Hotel complex in St. Louis, Missouri, US

The Millennium Hotel St. Louis, more commonly known simply as the Millennium Hotel, is a defunct hotel complex in downtown St. Louis, Missouri that closed in 2014. The lower complex consisted of a plaza and several recreational facilities. Two towers, Millennium Hotel Tower I and Millennium Hotel Tower II, made up the hotel space. Tower I is 28 stories tall and was constructed in 1968. Tower II is 11 stories tall and was constructed in 1974. The building is adjacent to the Gateway Arch. The hotel had 780 rooms and 19 suites.

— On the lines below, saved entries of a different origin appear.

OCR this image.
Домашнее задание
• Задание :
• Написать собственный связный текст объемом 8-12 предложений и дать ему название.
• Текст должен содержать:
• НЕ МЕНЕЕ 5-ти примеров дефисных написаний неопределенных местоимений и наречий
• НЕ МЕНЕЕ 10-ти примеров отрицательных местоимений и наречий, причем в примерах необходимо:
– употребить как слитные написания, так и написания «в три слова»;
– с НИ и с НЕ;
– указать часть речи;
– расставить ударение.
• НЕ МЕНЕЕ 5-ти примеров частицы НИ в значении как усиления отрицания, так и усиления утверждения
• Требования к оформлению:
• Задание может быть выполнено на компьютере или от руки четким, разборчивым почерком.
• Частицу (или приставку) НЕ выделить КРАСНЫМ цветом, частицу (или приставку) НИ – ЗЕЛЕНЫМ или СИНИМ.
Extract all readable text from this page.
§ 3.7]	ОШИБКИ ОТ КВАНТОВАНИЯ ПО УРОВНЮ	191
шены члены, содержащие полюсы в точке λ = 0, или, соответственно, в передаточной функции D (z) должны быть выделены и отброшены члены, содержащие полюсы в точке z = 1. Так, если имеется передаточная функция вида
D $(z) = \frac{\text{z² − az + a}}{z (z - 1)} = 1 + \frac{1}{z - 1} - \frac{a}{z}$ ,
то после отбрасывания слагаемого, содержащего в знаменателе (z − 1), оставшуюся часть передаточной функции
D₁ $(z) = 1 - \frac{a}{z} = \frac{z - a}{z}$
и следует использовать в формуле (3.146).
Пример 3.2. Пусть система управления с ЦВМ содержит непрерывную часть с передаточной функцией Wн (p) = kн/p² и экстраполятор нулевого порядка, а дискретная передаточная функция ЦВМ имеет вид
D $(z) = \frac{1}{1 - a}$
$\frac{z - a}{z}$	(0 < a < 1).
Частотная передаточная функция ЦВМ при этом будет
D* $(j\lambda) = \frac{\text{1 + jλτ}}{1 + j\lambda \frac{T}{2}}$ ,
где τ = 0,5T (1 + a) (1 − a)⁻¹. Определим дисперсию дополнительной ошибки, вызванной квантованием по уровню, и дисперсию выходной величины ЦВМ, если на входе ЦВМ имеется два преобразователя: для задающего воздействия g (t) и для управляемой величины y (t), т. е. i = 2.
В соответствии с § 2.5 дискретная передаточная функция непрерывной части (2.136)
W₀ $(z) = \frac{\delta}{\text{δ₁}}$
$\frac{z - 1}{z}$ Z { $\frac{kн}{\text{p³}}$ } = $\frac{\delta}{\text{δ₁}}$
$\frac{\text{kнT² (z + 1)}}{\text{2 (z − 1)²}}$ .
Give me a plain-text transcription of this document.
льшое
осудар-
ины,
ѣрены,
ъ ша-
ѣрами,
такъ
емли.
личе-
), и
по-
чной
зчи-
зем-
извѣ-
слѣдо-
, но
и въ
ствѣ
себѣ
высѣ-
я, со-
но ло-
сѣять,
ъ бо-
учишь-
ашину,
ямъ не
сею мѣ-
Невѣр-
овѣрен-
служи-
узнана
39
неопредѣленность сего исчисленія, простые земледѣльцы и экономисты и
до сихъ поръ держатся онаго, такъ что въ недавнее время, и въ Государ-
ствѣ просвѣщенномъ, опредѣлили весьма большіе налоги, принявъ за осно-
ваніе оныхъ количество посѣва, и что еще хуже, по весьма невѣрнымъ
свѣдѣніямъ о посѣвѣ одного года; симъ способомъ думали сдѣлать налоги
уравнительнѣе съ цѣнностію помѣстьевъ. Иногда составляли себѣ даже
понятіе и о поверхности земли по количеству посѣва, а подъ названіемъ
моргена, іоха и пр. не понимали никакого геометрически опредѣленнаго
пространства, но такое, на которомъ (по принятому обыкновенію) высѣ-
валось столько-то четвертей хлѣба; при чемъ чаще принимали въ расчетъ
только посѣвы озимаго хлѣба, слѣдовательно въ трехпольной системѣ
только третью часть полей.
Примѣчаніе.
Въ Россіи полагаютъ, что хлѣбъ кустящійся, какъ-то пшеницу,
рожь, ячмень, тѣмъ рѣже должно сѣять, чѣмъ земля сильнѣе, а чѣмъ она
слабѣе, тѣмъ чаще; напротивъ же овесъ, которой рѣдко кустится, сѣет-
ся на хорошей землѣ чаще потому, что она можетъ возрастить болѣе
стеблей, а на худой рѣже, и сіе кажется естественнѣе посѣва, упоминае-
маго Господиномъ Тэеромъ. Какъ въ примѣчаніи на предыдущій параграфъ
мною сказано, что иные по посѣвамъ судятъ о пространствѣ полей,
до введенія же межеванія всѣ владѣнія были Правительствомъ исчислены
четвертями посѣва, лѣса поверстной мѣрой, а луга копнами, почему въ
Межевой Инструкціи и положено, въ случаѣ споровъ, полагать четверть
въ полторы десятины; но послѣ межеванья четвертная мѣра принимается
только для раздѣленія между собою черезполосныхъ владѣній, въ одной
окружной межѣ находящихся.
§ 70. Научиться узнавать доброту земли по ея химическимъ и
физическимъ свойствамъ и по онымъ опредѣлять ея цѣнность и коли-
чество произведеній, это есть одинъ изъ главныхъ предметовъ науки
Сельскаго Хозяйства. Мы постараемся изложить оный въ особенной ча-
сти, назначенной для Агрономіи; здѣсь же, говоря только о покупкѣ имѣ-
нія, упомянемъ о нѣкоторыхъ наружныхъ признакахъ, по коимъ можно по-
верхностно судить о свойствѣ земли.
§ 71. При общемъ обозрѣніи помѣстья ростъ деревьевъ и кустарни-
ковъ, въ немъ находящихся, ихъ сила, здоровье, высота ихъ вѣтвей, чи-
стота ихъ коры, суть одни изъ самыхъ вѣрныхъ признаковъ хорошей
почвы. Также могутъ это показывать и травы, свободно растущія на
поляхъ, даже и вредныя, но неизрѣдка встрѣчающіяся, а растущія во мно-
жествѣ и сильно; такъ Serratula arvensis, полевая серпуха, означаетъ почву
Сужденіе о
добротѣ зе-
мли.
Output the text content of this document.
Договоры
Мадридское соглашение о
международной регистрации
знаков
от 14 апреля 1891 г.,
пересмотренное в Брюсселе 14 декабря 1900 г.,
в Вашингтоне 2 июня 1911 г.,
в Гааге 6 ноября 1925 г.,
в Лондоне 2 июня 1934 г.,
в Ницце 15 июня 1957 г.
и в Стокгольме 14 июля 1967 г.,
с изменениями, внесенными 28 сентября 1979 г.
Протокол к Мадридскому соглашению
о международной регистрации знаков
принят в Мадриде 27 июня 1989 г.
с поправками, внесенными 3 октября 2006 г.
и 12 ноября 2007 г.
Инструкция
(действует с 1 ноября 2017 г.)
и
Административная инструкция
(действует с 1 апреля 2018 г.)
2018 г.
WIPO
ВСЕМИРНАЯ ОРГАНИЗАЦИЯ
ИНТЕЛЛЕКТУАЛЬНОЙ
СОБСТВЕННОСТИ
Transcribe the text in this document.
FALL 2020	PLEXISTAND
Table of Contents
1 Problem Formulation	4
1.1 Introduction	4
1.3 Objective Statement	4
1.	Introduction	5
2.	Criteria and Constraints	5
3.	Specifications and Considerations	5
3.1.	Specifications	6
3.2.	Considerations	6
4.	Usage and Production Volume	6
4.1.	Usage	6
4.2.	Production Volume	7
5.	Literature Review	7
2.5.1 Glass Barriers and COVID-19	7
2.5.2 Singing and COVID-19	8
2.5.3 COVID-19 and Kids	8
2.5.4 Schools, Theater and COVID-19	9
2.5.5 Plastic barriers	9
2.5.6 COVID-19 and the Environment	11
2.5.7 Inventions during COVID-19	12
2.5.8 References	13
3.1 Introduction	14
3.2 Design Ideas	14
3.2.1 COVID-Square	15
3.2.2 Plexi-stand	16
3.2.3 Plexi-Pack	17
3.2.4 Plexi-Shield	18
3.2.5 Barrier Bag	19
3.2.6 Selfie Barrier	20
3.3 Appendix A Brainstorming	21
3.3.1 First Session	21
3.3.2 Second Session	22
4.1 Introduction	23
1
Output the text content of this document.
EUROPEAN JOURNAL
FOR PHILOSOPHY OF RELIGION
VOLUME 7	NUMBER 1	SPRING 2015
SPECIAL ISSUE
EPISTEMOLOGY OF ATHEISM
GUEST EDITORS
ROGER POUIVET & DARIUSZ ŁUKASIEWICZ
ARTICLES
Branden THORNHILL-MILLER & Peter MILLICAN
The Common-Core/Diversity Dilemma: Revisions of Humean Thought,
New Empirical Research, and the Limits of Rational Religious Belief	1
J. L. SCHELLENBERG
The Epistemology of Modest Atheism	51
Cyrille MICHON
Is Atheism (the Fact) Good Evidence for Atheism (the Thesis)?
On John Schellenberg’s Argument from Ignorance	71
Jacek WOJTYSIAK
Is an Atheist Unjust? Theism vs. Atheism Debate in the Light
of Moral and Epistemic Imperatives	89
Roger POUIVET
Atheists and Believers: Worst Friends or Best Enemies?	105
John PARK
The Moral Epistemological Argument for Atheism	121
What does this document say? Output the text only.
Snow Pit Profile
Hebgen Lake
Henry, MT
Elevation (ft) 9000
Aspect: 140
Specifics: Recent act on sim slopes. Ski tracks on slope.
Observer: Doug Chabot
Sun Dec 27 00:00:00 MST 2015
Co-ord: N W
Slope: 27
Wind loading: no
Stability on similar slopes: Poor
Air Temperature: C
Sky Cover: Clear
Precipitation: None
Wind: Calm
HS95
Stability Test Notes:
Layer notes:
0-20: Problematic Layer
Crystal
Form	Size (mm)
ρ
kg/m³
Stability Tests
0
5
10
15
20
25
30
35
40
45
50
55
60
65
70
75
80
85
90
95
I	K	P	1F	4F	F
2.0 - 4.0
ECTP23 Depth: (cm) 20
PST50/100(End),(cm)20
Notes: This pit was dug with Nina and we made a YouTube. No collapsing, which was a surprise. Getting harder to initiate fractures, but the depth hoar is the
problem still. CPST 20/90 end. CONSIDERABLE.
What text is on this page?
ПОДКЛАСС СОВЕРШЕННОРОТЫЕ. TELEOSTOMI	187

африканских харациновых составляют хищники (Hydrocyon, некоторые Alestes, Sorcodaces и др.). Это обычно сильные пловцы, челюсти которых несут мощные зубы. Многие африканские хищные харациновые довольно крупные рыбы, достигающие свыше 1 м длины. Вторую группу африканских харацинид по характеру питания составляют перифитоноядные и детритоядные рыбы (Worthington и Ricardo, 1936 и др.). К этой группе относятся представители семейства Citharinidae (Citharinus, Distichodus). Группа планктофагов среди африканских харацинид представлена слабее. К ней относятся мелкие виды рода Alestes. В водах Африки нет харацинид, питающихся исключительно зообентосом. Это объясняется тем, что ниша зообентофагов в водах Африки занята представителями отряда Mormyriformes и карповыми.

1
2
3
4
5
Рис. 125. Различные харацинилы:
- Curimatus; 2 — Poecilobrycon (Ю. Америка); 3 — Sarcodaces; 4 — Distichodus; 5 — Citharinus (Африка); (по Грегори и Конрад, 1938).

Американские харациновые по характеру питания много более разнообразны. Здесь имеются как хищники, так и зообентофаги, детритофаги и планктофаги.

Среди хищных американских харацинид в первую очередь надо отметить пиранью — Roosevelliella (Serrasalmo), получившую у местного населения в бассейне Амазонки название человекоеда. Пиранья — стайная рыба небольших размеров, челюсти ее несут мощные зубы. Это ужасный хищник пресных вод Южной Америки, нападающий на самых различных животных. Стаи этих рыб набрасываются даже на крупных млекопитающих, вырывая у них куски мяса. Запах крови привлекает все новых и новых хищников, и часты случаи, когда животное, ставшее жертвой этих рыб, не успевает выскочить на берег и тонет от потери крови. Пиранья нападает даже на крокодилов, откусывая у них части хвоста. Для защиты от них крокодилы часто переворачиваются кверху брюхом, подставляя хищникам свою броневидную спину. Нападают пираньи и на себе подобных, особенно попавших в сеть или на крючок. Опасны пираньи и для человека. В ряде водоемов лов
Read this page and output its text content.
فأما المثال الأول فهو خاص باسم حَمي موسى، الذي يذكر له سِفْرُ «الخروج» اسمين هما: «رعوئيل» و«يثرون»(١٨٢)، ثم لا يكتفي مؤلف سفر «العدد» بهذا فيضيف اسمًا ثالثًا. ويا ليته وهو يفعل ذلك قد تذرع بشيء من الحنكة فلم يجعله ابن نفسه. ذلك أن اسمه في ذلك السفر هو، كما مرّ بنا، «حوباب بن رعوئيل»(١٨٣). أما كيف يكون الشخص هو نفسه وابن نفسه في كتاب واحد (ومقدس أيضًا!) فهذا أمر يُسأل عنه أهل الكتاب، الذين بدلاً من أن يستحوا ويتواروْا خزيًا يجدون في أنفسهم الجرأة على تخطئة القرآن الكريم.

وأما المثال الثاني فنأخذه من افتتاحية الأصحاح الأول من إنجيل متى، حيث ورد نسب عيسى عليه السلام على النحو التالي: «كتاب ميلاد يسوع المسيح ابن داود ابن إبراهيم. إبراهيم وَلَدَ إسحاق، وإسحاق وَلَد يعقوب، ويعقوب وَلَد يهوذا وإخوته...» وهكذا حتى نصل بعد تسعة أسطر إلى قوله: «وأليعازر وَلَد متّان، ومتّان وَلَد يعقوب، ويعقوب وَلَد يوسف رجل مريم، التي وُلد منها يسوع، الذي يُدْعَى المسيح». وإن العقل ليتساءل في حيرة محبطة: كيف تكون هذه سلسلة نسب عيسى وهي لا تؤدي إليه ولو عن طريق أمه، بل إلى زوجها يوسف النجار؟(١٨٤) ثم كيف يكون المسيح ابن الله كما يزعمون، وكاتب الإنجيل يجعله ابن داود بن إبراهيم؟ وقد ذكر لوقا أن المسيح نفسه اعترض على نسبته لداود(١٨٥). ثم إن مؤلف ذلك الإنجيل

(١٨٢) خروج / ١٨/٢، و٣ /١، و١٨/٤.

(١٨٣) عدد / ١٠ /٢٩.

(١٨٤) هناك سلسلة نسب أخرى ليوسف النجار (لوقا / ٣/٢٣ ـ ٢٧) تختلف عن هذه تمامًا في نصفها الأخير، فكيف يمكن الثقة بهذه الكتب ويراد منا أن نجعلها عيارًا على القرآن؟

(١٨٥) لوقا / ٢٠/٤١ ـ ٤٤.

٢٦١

It also featured a revolving restaurant called "Top of the Riverfront" on the 28th floor of Tower I.

==History==
The Millennium Hotel was originally known as Stouffer's Riverfront Inn and later as the Regal Riverfront Hotel until it was acquired by Millennium Hotels and Resorts in 1999. For many years it was also known as the Clarion. It was designed by Tiernan Design and built by William B. Tabler Architects. Prior to closing the hotel's general manager was Robert Rivers. It closed in January 2014. After its closure, the hotel fell in a state of disrepair for a decade.

=== Redevelopment ===
In September 2024, the Gateway Arch Park Foundation announced that it was under contract to buy the property. The foundation planned to work with the City of St. Louis, the St. Louis Development Corporation, and Greater St. Louis Inc. to redevelop the property. The next month, the city’s planning commission voted unanimously to approve the redevelopment.

On February 25, 2025, the City's Land Clearance for Redevelopment Authority announced that Baltimore-based Cordish Companies, who developed the PricewaterhouseCoopers Pennant Building in nearby Ballpark Village, had been selected for a $670 million redevelopment project of the former hotel site. The two towers will be torn down and replaced by a 1.3 e6ft2 mixed-use development with 585 apartments and commercial space. There would also be an amphitheater, food hall, and improved streetscape. In July 2025, the Gateway Arch Park Foundation finalized its purchase of the hotel.

Demolition of the hotel complex began on November 13, 2025. Demolition of the south tower had been completed by April 2026, at which point the north tower's demolition was expected to begin the next month. By May 2026, the north tower was being razed as well.